### This notebook is not directly used in the application. Indeed, it is only used to fill the "wave" folder with a unique dataset for each wave (i.e: all stata files merged together). We use directly the files created by this notebook. 

<br>

> `open_wave(wave_index)` : opens all files from a given wave and returns a list of all the datasets

In [47]:
import pandas as pd
import os
from functools import reduce
import numpy as np

def open_wave(wave, path):
    
    PATH = f"{path}rawdata/wave{str(wave)}"
    dfList = []
    
    #iterate over all files that end with ".dta" and add them to a dfList
    for index, dirs, files in os.walk(PATH):
        for file in files:
            if file.endswith(".dta"):
                df = pd.read_stata(
                    os.path.join(index, file),
                    chunksize=1,
                    convert_categoricals=False).read()
                
                #add the current df to the list
                dfList.append(df)
            
    return dfList

In [45]:
#merge and save all data into 1 df per wave
path = "/Users/josephbarbier/Desktop/PROJETpython/"
for i in range(1,9):
    
    #merge all dfs into one df
    data = reduce(lambda left, right:
                  pd.merge(left,
                           right,
                           on = ["mergeid"],
                           how = "outer",
                           suffixes = (None, "_y2")),
                    open_wave(i, path=path))
    
    #all wave 3 variables start with "sl_" (for SHARE LIFE) and we remove them
    #because otherwise our regex functions don't work
    if i==3:
        data.columns = data.columns.str.replace(r'^sl_', '', regex=True)

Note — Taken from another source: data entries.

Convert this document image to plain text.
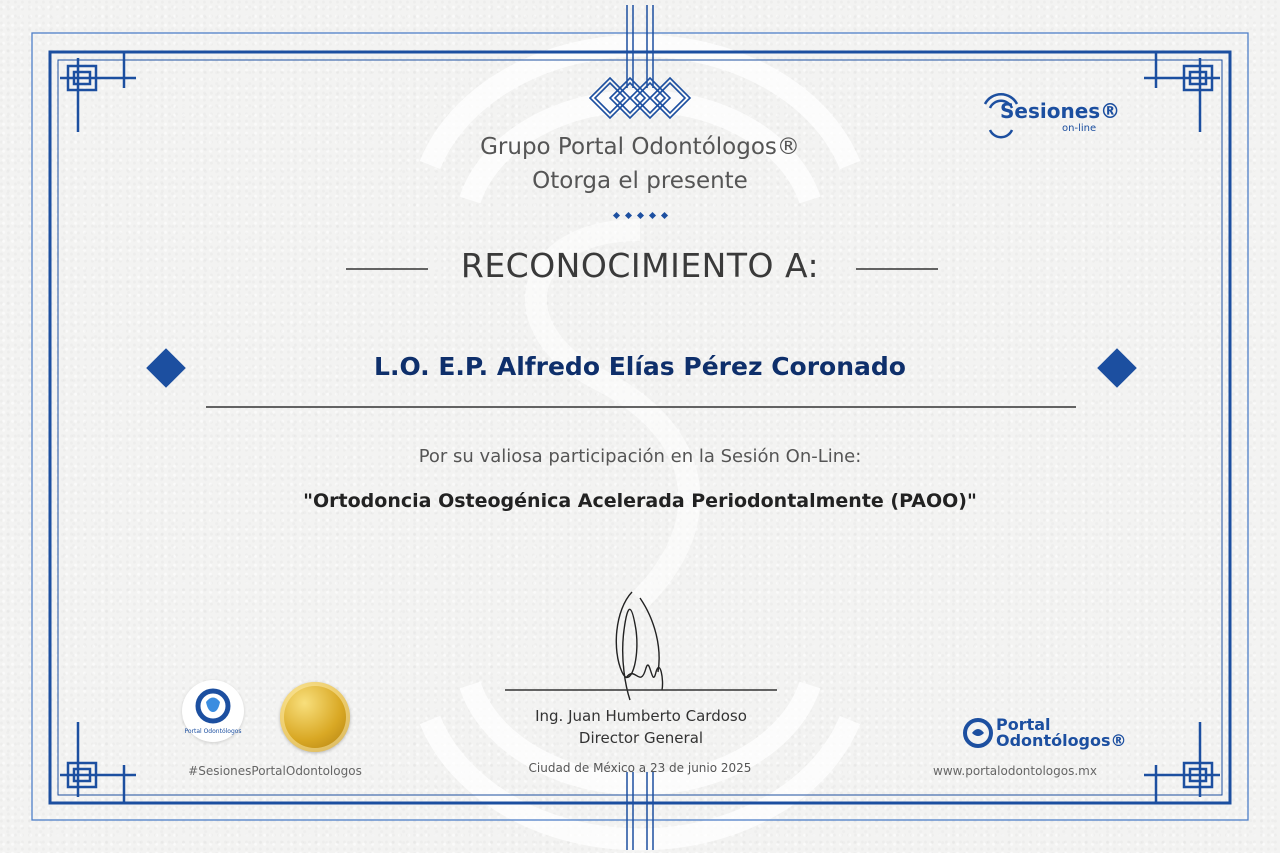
Grupo Portal Odontólogos®
Otorga el presente
RECONOCIMIENTO A:
L.O. E.P. Alfredo Elías Pérez Coronado
Por su valiosa participación en la Sesión On-Line:
"Ortodoncia Osteogénica Acelerada Periodontalmente (PAOO)"
Ing. Juan Humberto Cardoso
Director General
Ciudad de México a 23 de junio 2025
Sesiones®
on-line
Portal Odontólogos
#SesionesPortalOdontologos
Portal
Odontólogos®
www.portalodontologos.mx
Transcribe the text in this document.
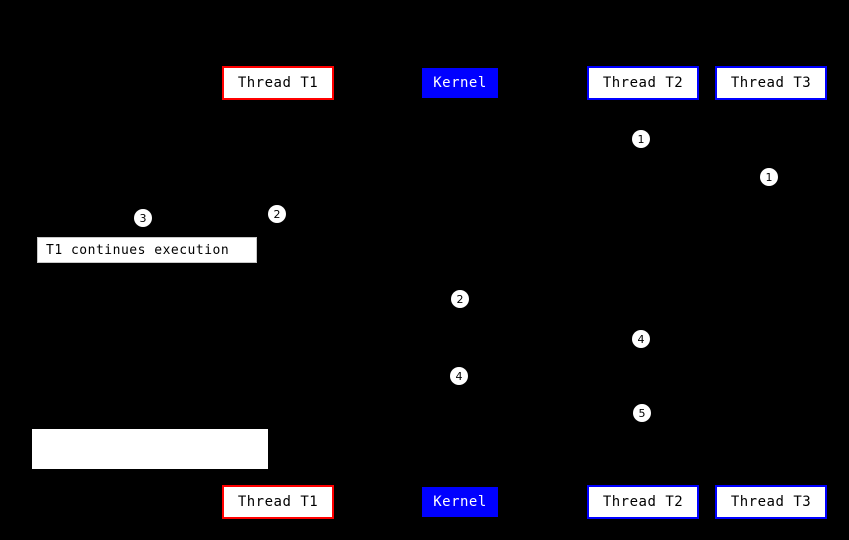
Thread T1	Kernel	Thread T2	Thread T3
Thread T1	Kernel	Thread T2	Thread T3
T1 continues execution
1
1
3	2
2
4
4
5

    #remove columns containing the "_y2" pattern since they are dupplicate
    data = data[data.columns.drop(list(data.filter(regex='_y2$')))]
    print(f"Shape of wave {i}:", data.shape)
    data.to_csv(f"wave/wave{i}", index=False)
    print(f"The file of wave {i} has been saved!\n")

Shape of wave 1: (30419, 1649)
The file of wave 1 has been saved!

Shape of wave 2: (37143, 1897)
The file of wave 2 has been saved!

Shape of wave 3: (28463, 3008)
The file of wave 3 has been saved!

Shape of wave 4: (58000, 2475)
The file of wave 4 has been saved!

Shape of wave 5: (66065, 3059)
The file of wave 5 has been saved!

Shape of wave 6: (68085, 4193)
The file of wave 6 has been saved!

Shape of wave 7: (77202, 6562)
The file of wave 7 has been saved!

Shape of wave 8: (46733, 4298)
The file of wave 8 has been saved!



> `compute_stats(dataframe, wave)` : calculates mean, median and standard deviation for all quantitative variables for a given wave

In [48]:
##compute and save all results
#for wave in tqdm(range(1,9)):
#    
#    #open data
#    data = pd.read_csv(f"wave{wave}.csv", low_memory=False)
#    print(data.shape)
#
#    #apply compute_stats function
#    test = data.copy()
#    stats = compute_stats(test, wave=wave)
#    
#    #save results
#    stats.to_csv(f"stats_wave{wave}.csv", index=False)
#    stats.head()

In [49]:
#all_stats = pd.Series(dtype=np.float64)
##check shape of all stats
#for wave in tqdm(range(1,9)):
#    data = pd.read_csv(f"stats_wave{wave}.csv", low_memory=False)
#    #print(f"Descriptive stats of wave{wave} \n", data.head(), "\n")
#    all_stats = pd.concat([all_stats, data])
#
#print(all_stats.head())